- Berger v. Pubco Corp.: Use of Control Premium in Delaware Appraisal Action
- June 3, 2010 | Author: Kevin Miller
- Law Firm: Alston & Bird LLP - New York Office
In a recent letter opinion, Berger v. Pubco Corp., Chancellor Chandler held that the application of a control premium in an appraisal action under Delaware law is not appropriate where the appraisers did not rely upon a comparable company valuation methodology.
"First, as to the control premium issue, I conclude that the addition of a control premium in this case is not appropriate. Both appraisers used the discounted cash flow and book value methodologies. Under Delaware law, it is appropriate to add a control premium when appraisers use a comparable public company methodology. This has been the teaching of cases following the Delaware Supreme Court’s decision in Rapid-American Corp. v. Harris. [603 A.2d 796 (Del. 1992)] Since the comparable public company methodology was not a methodology used by either appraiser in this case, I decline to extend the rule of Rapid-American in these circumstances. Even the Court in Rapid-American held that the inclusion of a control premium was required 'under the unique facts' of that case, which was based on comparable values using the market price of similar shares of stock. [Id. at 806.] Cases decided in the Court of Chancery since Rapid-American have clearly held that the addition of a control premium to a discounted cash flow valuation, as here, is not appropriate. [See Montgomery Cellular Holding Co. v. Dobler, 880 A.2d 206 (Del. 2005); In re Toys “R” Us, Inc. S’holder Litig, 877 A.2d 975 (Del. Ch. 2005)] Authoritative commentators have likewise observed that it is improper and illogical to add a control premium to a discounted cash flow valuation. [See SHANNON PRATT, THE LAWYER’S BUSINESS VALUATION HANDBOOK 359 (2000)] Accordingly, the value of Pubco’s shares should not be increased by a control premium because no such premium was implicit in any valuation methodology used by the appraisers."

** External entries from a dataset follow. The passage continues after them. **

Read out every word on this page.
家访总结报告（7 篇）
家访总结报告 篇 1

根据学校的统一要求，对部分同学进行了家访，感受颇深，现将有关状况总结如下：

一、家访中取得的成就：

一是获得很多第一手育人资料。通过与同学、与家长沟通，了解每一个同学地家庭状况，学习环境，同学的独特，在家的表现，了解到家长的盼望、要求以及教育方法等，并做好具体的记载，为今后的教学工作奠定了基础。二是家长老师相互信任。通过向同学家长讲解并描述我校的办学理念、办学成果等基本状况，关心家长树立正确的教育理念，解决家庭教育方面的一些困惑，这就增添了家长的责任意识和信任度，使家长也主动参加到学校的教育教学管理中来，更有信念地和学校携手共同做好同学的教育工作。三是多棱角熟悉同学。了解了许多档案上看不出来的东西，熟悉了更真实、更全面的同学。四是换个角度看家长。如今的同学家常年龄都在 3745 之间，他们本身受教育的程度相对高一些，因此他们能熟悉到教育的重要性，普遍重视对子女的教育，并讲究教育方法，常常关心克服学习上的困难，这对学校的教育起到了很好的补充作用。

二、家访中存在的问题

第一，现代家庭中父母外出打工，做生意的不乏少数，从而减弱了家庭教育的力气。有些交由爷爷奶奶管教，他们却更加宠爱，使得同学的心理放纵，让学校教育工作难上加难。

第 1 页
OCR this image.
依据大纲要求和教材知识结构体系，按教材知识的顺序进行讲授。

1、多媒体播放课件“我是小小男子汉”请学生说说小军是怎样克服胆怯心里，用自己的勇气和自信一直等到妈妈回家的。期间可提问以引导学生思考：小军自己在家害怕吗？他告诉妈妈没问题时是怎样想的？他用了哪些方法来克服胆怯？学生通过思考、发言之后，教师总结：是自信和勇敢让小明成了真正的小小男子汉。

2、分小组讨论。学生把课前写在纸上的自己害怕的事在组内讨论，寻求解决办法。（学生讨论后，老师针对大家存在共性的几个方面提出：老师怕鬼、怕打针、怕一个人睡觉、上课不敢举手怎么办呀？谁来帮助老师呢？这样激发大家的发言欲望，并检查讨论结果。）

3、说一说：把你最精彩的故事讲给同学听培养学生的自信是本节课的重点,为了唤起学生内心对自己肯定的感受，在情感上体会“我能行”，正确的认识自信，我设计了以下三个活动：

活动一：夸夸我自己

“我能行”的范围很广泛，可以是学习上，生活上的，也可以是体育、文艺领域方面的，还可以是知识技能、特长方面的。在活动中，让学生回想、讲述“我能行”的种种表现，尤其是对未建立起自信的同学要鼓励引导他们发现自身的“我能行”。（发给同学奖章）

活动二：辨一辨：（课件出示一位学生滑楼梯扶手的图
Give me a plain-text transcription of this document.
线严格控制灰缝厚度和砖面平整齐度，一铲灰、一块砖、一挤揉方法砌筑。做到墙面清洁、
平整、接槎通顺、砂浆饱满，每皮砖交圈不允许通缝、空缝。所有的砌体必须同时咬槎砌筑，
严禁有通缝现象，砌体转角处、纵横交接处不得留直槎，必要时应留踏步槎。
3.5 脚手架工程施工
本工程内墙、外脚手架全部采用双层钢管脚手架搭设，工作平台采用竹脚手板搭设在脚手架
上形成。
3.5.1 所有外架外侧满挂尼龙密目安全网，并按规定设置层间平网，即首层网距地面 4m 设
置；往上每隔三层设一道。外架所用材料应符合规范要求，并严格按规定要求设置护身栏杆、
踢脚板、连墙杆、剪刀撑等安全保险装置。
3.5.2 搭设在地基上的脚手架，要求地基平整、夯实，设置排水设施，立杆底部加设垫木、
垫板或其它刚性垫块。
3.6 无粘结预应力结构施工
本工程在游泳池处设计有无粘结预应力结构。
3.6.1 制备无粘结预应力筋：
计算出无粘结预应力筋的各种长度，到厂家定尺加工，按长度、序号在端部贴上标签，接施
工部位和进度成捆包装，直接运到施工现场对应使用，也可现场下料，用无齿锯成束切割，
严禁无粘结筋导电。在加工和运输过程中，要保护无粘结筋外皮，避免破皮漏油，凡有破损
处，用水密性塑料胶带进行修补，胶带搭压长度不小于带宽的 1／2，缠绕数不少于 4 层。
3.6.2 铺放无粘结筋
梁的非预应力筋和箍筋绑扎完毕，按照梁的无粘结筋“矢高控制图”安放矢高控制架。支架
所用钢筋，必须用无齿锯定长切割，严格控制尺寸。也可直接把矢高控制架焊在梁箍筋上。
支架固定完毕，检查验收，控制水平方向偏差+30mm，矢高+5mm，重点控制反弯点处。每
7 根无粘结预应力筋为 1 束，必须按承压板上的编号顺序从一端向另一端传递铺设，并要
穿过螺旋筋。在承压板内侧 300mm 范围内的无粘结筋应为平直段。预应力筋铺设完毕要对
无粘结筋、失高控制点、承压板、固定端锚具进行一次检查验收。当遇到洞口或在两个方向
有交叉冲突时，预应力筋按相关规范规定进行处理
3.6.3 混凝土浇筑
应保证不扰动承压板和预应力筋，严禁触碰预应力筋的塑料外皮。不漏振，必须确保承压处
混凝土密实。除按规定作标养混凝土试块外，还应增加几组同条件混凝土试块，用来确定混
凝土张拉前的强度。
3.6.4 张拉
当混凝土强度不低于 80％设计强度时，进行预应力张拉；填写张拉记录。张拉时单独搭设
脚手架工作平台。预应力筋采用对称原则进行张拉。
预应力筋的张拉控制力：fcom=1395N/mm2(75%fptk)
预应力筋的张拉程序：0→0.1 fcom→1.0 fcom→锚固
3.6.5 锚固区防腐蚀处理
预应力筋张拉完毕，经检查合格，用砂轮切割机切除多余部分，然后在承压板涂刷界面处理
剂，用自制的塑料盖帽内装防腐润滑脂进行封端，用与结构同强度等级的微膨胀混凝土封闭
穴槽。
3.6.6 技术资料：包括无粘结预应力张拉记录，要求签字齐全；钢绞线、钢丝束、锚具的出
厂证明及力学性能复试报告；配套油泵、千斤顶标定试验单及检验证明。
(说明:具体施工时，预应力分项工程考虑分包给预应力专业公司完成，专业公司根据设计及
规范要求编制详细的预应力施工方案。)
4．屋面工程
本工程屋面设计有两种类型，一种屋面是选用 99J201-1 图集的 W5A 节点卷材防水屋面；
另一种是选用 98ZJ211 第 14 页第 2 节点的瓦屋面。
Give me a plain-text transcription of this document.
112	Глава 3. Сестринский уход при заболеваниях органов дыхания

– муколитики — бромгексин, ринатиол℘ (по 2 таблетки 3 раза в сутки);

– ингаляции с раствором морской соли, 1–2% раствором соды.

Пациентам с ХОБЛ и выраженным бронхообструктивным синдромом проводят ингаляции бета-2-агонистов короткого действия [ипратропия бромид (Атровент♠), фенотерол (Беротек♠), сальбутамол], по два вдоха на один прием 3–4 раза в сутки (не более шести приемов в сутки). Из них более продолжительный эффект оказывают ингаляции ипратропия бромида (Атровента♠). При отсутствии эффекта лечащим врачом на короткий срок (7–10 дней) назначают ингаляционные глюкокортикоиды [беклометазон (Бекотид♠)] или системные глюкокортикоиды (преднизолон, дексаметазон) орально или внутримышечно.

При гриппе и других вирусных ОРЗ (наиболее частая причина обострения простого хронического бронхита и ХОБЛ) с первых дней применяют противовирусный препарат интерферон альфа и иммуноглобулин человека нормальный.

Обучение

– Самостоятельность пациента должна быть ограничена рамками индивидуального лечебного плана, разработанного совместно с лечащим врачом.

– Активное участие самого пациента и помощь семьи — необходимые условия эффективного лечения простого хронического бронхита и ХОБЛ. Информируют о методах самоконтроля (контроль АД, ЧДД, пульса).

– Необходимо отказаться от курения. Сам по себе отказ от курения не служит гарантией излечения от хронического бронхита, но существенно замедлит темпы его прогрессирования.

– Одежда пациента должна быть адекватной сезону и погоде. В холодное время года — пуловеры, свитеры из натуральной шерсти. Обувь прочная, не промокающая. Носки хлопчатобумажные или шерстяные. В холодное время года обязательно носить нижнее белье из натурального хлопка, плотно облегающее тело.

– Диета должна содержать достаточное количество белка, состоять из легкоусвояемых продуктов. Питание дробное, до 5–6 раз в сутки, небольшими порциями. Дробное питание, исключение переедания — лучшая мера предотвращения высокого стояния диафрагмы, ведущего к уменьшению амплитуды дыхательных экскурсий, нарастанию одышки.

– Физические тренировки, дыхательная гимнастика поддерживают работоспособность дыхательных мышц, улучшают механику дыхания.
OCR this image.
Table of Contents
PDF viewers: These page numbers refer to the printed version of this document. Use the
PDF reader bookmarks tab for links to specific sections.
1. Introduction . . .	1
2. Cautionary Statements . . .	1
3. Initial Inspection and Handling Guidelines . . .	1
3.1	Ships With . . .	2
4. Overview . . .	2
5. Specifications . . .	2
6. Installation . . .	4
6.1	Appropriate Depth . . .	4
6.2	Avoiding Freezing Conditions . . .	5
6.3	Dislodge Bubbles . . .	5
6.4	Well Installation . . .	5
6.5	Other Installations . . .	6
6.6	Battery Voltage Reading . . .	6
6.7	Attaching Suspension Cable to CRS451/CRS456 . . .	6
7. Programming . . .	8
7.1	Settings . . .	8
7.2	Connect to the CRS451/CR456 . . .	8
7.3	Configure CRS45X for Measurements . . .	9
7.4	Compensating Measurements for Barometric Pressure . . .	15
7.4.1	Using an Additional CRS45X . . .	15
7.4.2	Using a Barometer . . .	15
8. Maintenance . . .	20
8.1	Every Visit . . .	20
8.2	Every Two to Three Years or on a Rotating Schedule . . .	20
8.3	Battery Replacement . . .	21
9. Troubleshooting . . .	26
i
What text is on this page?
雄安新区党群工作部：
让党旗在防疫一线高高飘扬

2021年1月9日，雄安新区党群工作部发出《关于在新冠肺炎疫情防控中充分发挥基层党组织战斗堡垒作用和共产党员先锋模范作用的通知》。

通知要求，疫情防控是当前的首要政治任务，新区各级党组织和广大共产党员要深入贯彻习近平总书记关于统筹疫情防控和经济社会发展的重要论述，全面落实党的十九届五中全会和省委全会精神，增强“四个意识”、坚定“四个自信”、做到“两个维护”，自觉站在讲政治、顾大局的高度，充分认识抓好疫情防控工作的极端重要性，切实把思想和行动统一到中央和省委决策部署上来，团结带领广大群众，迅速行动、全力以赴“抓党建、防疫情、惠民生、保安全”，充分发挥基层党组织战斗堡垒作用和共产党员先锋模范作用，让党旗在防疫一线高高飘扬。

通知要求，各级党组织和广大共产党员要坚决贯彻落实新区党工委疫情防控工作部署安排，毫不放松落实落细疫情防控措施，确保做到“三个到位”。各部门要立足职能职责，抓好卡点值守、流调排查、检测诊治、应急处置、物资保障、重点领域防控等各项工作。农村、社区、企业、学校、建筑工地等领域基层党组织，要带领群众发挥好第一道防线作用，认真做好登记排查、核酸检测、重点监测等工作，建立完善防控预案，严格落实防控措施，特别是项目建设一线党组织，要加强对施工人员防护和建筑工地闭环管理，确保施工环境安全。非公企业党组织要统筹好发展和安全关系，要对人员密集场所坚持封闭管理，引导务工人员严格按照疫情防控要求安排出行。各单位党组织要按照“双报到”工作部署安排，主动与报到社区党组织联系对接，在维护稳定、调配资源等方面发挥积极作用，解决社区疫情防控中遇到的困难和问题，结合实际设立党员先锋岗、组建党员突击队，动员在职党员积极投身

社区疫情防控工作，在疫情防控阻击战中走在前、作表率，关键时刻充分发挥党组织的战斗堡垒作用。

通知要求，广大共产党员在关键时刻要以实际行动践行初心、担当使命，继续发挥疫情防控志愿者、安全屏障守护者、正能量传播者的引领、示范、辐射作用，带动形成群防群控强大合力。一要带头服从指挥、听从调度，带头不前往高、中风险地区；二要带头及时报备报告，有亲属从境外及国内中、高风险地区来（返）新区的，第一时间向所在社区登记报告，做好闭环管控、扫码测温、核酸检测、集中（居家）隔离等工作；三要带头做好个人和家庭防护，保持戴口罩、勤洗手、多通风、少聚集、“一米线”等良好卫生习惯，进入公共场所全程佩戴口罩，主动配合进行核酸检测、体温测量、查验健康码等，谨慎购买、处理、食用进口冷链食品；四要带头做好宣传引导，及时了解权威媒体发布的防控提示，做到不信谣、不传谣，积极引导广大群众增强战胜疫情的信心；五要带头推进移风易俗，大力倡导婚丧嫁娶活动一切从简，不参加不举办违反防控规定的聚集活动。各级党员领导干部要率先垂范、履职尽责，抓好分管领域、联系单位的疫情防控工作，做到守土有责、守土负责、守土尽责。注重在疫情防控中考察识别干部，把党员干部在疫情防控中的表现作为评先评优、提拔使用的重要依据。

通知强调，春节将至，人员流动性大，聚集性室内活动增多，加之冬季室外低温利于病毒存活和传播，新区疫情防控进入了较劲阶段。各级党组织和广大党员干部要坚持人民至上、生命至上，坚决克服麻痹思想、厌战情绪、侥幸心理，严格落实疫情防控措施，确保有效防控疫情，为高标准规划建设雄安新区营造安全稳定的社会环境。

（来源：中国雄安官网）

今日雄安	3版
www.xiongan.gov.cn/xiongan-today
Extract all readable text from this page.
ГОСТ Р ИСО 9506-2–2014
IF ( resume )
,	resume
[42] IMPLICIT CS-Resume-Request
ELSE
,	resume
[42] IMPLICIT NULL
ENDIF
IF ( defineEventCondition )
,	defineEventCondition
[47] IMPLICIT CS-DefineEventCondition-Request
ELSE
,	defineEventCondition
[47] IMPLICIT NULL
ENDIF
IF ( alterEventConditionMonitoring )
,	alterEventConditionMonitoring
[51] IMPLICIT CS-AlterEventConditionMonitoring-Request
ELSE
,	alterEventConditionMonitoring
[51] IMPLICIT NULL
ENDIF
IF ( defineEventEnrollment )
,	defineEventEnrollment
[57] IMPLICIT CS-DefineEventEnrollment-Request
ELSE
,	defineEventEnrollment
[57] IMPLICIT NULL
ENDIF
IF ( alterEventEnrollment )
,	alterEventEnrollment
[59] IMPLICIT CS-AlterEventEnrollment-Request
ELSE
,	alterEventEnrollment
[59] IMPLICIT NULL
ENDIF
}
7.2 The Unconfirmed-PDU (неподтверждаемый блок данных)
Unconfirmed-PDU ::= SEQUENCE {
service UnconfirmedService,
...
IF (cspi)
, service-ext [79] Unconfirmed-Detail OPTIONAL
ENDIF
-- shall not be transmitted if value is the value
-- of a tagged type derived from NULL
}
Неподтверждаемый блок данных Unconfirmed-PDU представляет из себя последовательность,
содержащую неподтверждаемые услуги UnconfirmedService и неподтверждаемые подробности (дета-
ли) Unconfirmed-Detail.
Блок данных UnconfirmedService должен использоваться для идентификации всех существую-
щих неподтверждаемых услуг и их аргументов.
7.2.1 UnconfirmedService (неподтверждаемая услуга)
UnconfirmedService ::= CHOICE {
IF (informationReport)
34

Chancellor Chandler distinguished Berger from the facts underlying the Delaware Supreme Court's 1992 decision in Rapid-American Corp. v. Harris. In Rapid-American, the valuation methodology underlying the challenged valuation was a "sum of the parts" valuation of a parent holding company based on a comparable company analysis with respect to each of the parent holding company's three main operating subsidiaries. In Rapid-American, the court wrote:
"Harris urged the trial court to add a premium at the parent level to compensate all of Rapid's shareholders for its 100% ownership position in the three subsidiaries. WMA's valuation technique arrived at comparable values using the market price of similar shares. These shares presumptively traded at a price that discounted the "control premium. . . . Rapid, as a parent company owning a 100% interest in three valuable subsidiaries, was entitled to an adjustment of its inherent value as a going concern to reflect the economic reality of its structure at the corporate level. The valuation technique the trial court applied artificially discounted Rapid's ownership interest in its subsidiaries and deprived all of Rapid's shareholders of fair value." 603 A.2d 796, 806 (Del. 1992).